Even though no specific recommendations suggest the necessity to monitor patients on rate control drugs, assessments of ventricular rates while resting and during exercise are highly recommended. It is necessary to assess ventricular rates during moderate exercise, since rapid increases in ventricular rate are accompanied by symptoms at rest that require strict rate control along with a 24-hour Holter monitor to assess safety concerns [89]. Adequate heart rate can be determined by an exercise test or remote monitoring devices.

For rate control monitoring, 12-lead ECG can only provide a time-point snapshot of cardiac rhythm in the clinical setting, while remote monitoring devices, such as (ZioPatch, AliveCor) have emerged as some of non-invasive AF detection and monitoring.

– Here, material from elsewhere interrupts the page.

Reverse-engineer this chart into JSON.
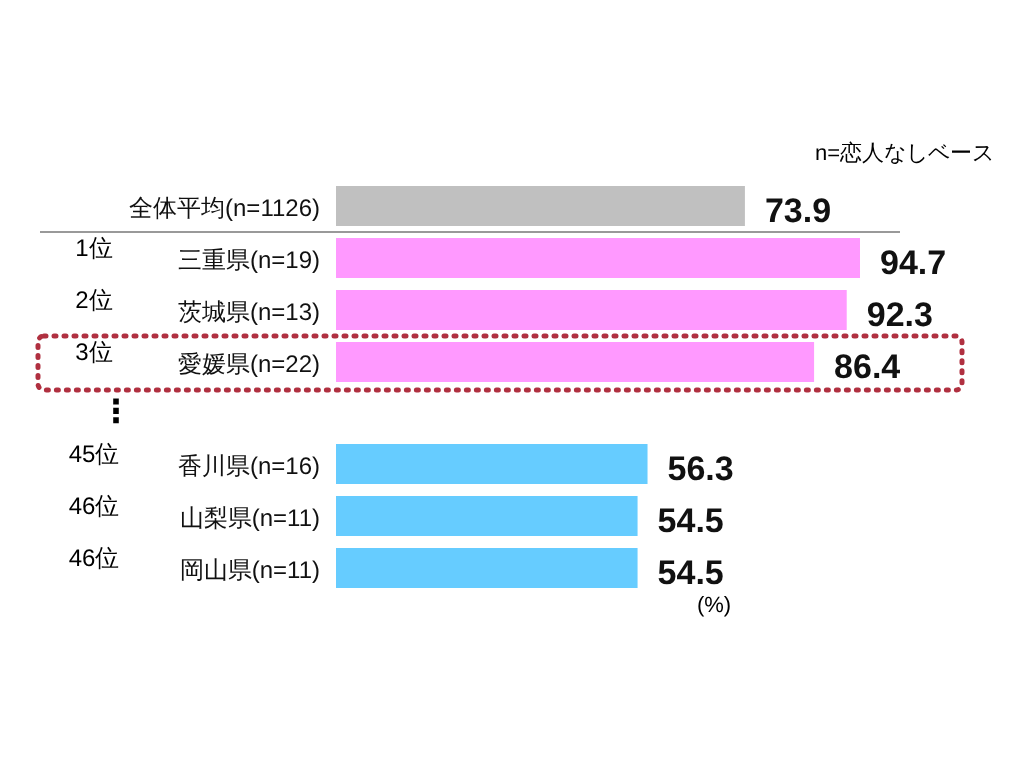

ZioPatch, an adhesive patch, is a single-lead ECG monitor provides a continuous monitoring for up to 14 days, and FDA approved [90], and allow the patients to perform their usual daily activities [91]. Several clinical trials have shown that the ZioPatch accurately identifies more episodes of AF compared to two-days ambulatory ECG device and high patient adherence with the device [91,92]. Thus, referred patients with AF symptoms such as, palpitations or syncope that often occurs more than 14-days period would more benefit from this way [92].

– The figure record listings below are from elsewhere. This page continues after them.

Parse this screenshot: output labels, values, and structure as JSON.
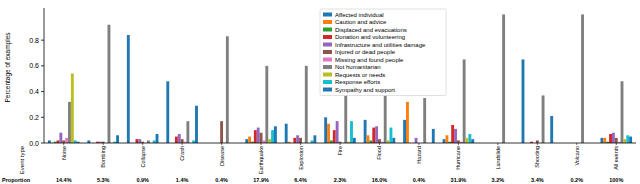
{
  "chart_data": {
    "type": "bar",
    "x_label": "Event type",
    "y_label": "Percentage of examples",
    "categories": [
      "Noise",
      "Bombing",
      "Collapse",
      "Crash",
      "Disease",
      "Earthquake",
      "Explosion",
      "Fire",
      "Flood",
      "Hazard",
      "Hurricane",
      "Landslide",
      "Shooting",
      "Volcano",
      "All events"
    ],
    "series": [
      {
        "name": "Affected individual",
        "color": "#1f77b4",
        "values": [
          0.02,
          0.02,
          0.84,
          0.48,
          0,
          0.03,
          0.15,
          0.2,
          0.18,
          0.18,
          0.03,
          0,
          0.65,
          0,
          0.04
        ]
      },
      {
        "name": "Caution and advice",
        "color": "#ff7f0e",
        "values": [
          0,
          0,
          0,
          0,
          0,
          0.05,
          0.01,
          0.15,
          0.06,
          0.32,
          0.06,
          0,
          0,
          0,
          0.04
        ]
      },
      {
        "name": "Displaced and evacuations",
        "color": "#2ca02c",
        "values": [
          0.01,
          0,
          0,
          0,
          0,
          0.01,
          0,
          0.02,
          0.02,
          0,
          0.01,
          0,
          0,
          0,
          0.01
        ]
      },
      {
        "name": "Donation and volunteering",
        "color": "#d62728",
        "values": [
          0.02,
          0.01,
          0.03,
          0.05,
          0,
          0.1,
          0.04,
          0.1,
          0.12,
          0,
          0.14,
          0,
          0.01,
          0,
          0.07
        ]
      },
      {
        "name": "Infrastructure and utilities damage",
        "color": "#9467bd",
        "values": [
          0.08,
          0.01,
          0.03,
          0.07,
          0,
          0.12,
          0.06,
          0.17,
          0.13,
          0.04,
          0.11,
          0,
          0,
          0,
          0.08
        ]
      },
      {
        "name": "Injured or dead people",
        "color": "#8c564b",
        "values": [
          0.02,
          0.01,
          0.01,
          0.03,
          0.17,
          0.08,
          0.04,
          0.01,
          0.03,
          0,
          0.02,
          0,
          0.02,
          0,
          0.04
        ]
      },
      {
        "name": "Missing and found people",
        "color": "#e377c2",
        "values": [
          0.04,
          0,
          0,
          0.01,
          0,
          0.02,
          0,
          0,
          0.01,
          0,
          0.01,
          0,
          0,
          0,
          0.01
        ]
      },
      {
        "name": "Not humanitarian",
        "color": "#7f7f7f",
        "values": [
          0.32,
          0.92,
          0.02,
          0.17,
          0.83,
          0.6,
          0.6,
          0.37,
          0.37,
          0.35,
          0.65,
          1.0,
          0.37,
          1.0,
          0.48
        ]
      },
      {
        "name": "Requests or needs",
        "color": "#bcbd22",
        "values": [
          0.54,
          0,
          0,
          0,
          0,
          0.03,
          0,
          0.01,
          0.02,
          0,
          0.04,
          0,
          0,
          0,
          0.03
        ]
      },
      {
        "name": "Response efforts",
        "color": "#17becf",
        "values": [
          0.02,
          0.01,
          0.02,
          0.02,
          0,
          0.1,
          0.02,
          0.17,
          0.12,
          0,
          0.07,
          0,
          0,
          0,
          0.06
        ]
      },
      {
        "name": "Sympathy and support",
        "color": "#1f77b4",
        "values": [
          0.01,
          0.06,
          0.07,
          0.29,
          0,
          0.13,
          0.06,
          0.04,
          0.04,
          0.11,
          0.03,
          0,
          0.21,
          0,
          0.05
        ]
      }
    ],
    "ylim": [
      0,
      1.05
    ],
    "yticks": [
      {
        "value": 0,
        "label": "0.0"
      },
      0.2,
      0.4,
      0.6,
      0.8
    ],
    "legend": "upper center",
    "proportion": {
      "label": "Proportion",
      "values": [
        14.4,
        5.3,
        0.9,
        1.4,
        0.4,
        17.9,
        6.4,
        2.3,
        16.0,
        0.4,
        31.9,
        3.2,
        3.4,
        0.2,
        100
      ],
      "value_labels": [
        "14.4%",
        "5.3%",
        "0.9%",
        "1.4%",
        "0.4%",
        "17.9%",
        "6.4%",
        "2.3%",
        "16.0%",
        "0.4%",
        "31.9%",
        "3.2%",
        "3.4%",
        "0.2%",
        "100%"
      ]
    }
  }
}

Similarly, AliveCor, mobile ECG recorder, that is FDA-approved (uses smartphone app) to capture arrythmias, including episodes of AF [93], with high sensitivity and specificity (94% and 98%; respectively). Studies have shown that the AliveCor is beneficial for detecting AF and it is easy to use [93,94], but this was based on case reports which successfully detect the recurrent episodes, however ongoing iHEART trial will evaluate the utility in recent-onset AF patient for larger scale in real world settings [95]. It will shed the light in the ability of this device for detection and treatment of recurrent AF, eventually improve the overall monitoring and management of atrial fibrillation. Thus, frequent and long episodes could be better captured by AliveCor, in contrast, shorter-time episode may be less suited for AliveCor.

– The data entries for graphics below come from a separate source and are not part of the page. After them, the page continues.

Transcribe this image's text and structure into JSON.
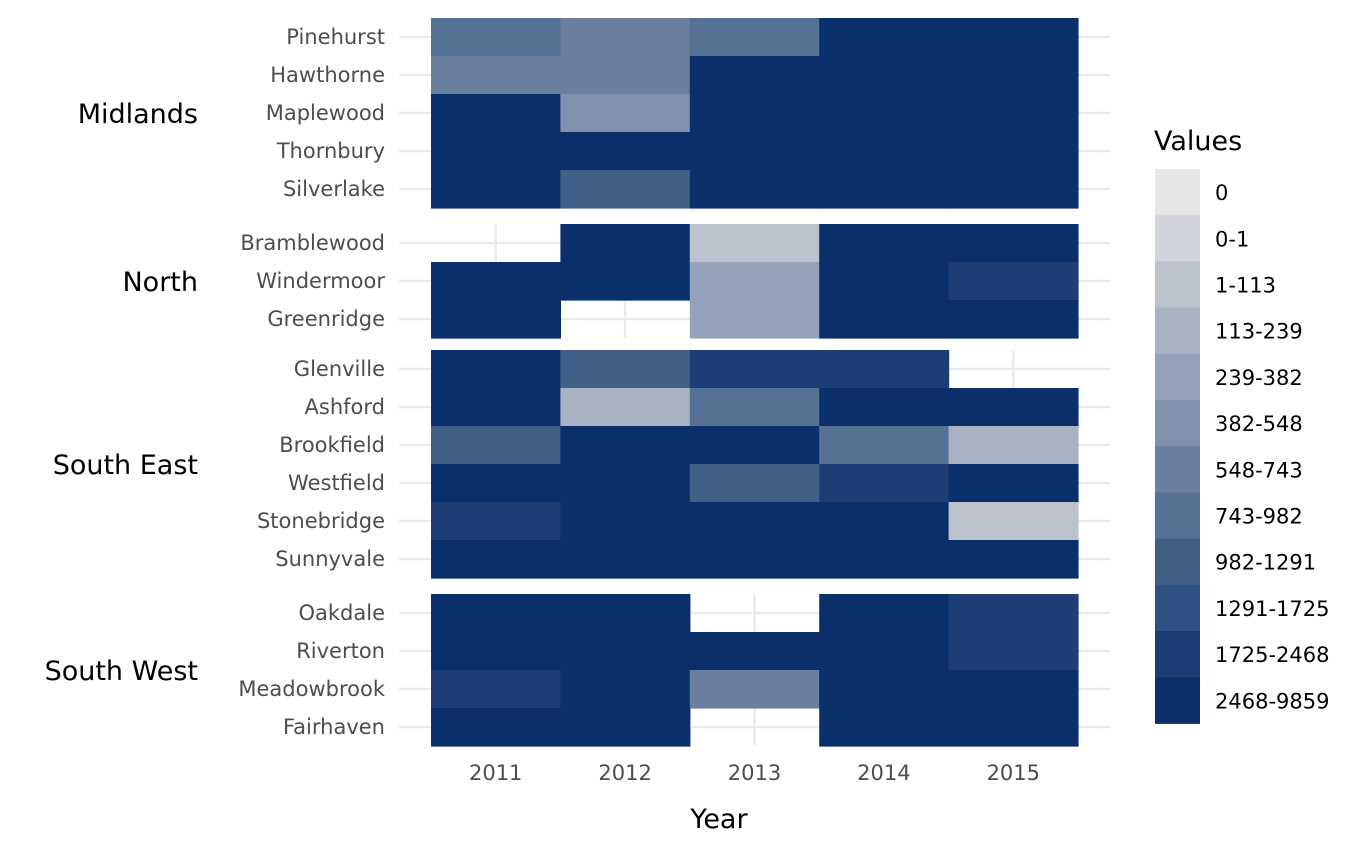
{
  "chart_data": {
    "type": "heatmap",
    "title": "",
    "xlabel": "Year",
    "ylabel": "",
    "x": [
      "2011",
      "2012",
      "2013",
      "2014",
      "2015"
    ],
    "grid": true,
    "legend": {
      "title": "Values",
      "placement": "right",
      "bins": [
        "0",
        "0-1",
        "1-113",
        "113-239",
        "239-382",
        "382-548",
        "548-743",
        "743-982",
        "982-1291",
        "1291-1725",
        "1725-2468",
        "2468-9859"
      ],
      "colors": [
        "#e6e6e6",
        "#d1d4da",
        "#bcc2cc",
        "#a8b2c3",
        "#95a3ba",
        "#8191ad",
        "#6b7f9f",
        "#577194",
        "#426086",
        "#2e5083",
        "#1e3d74",
        "#0a2f6a"
      ]
    },
    "groups": [
      {
        "name": "Midlands",
        "rows": [
          {
            "name": "Pinehurst",
            "values": [
              "743-982",
              "548-743",
              "743-982",
              "2468-9859",
              "2468-9859"
            ]
          },
          {
            "name": "Hawthorne",
            "values": [
              "548-743",
              "548-743",
              "2468-9859",
              "2468-9859",
              "2468-9859"
            ]
          },
          {
            "name": "Maplewood",
            "values": [
              "2468-9859",
              "382-548",
              "2468-9859",
              "2468-9859",
              "2468-9859"
            ]
          },
          {
            "name": "Thornbury",
            "values": [
              "2468-9859",
              "2468-9859",
              "2468-9859",
              "2468-9859",
              "2468-9859"
            ]
          },
          {
            "name": "Silverlake",
            "values": [
              "2468-9859",
              "982-1291",
              "2468-9859",
              "2468-9859",
              "2468-9859"
            ]
          }
        ]
      },
      {
        "name": "North",
        "rows": [
          {
            "name": "Bramblewood",
            "values": [
              null,
              "2468-9859",
              "1-113",
              "2468-9859",
              "2468-9859"
            ]
          },
          {
            "name": "Windermoor",
            "values": [
              "2468-9859",
              "2468-9859",
              "239-382",
              "2468-9859",
              "1725-2468"
            ]
          },
          {
            "name": "Greenridge",
            "values": [
              "2468-9859",
              null,
              "239-382",
              "2468-9859",
              "2468-9859"
            ]
          }
        ]
      },
      {
        "name": "South East",
        "rows": [
          {
            "name": "Glenville",
            "values": [
              "2468-9859",
              "982-1291",
              "1725-2468",
              "1725-2468",
              null
            ]
          },
          {
            "name": "Ashford",
            "values": [
              "2468-9859",
              "113-239",
              "743-982",
              "2468-9859",
              "2468-9859"
            ]
          },
          {
            "name": "Brookfield",
            "values": [
              "982-1291",
              "2468-9859",
              "2468-9859",
              "743-982",
              "113-239"
            ]
          },
          {
            "name": "Westfield",
            "values": [
              "2468-9859",
              "2468-9859",
              "982-1291",
              "1725-2468",
              "2468-9859"
            ]
          },
          {
            "name": "Stonebridge",
            "values": [
              "1725-2468",
              "2468-9859",
              "2468-9859",
              "2468-9859",
              "1-113"
            ]
          },
          {
            "name": "Sunnyvale",
            "values": [
              "2468-9859",
              "2468-9859",
              "2468-9859",
              "2468-9859",
              "2468-9859"
            ]
          }
        ]
      },
      {
        "name": "South West",
        "rows": [
          {
            "name": "Oakdale",
            "values": [
              "2468-9859",
              "2468-9859",
              null,
              "2468-9859",
              "1725-2468"
            ]
          },
          {
            "name": "Riverton",
            "values": [
              "2468-9859",
              "2468-9859",
              "2468-9859",
              "2468-9859",
              "1725-2468"
            ]
          },
          {
            "name": "Meadowbrook",
            "values": [
              "1725-2468",
              "2468-9859",
              "548-743",
              "2468-9859",
              "2468-9859"
            ]
          },
          {
            "name": "Fairhaven",
            "values": [
              "2468-9859",
              "2468-9859",
              null,
              "2468-9859",
              "2468-9859"
            ]
          }
        ]
      }
    ]
  }
}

Nevertheless, multimodalities imaging can offer a valuable information for the structural, functional and anatomical changes of both atrial and ventricles. A transthoracic echocardiogram (TTE) provides an evaluation of function and size of atrial and ventricles, such as valvular heart disease, LV hypertrophy, and most importantly LA appendages thrombus prior sinus rhythm restoration. CT coronary angiography assess the coronary heart disease, and the brain CT and MRI provides more insight in suspected stroke [96]. Thus, the decision between or among rate and rhythm control will depend on the functional and structural state of the heart as these imaging modalities provides an insightful information.

Conclusions

In summary, the rate control approach (i.e. maintaining an adequate ventricular rate for hemodynamic stability, haemostasis and prevention of serious adverse effects) is the first-line treatment for AF management and frequently adequate for improving AF-related symptoms. There is insufficient high-quality evidence to inform the intensity and type of rate control therapy. A lenient rate control strategy is convenient, safe, and extends across a wide spectrum of AF patients. It should be used as an initial therapy for patients with a good response to lenient rate control and who have mild symptoms. If symptoms persist or the left cardiac function begins to deteriorate, a strict rate control treatment should be considered. Special consideration is required for those with bradycardia-tachycardia syndrome, new-onset AF, and implantable cardioverter defibrillator. The optimal ventricular rates at rest and during exercise remain undetermined. Therefore, although rate control drugs are the initial management recommendation for all AF cases, a number of issues remain to be solved.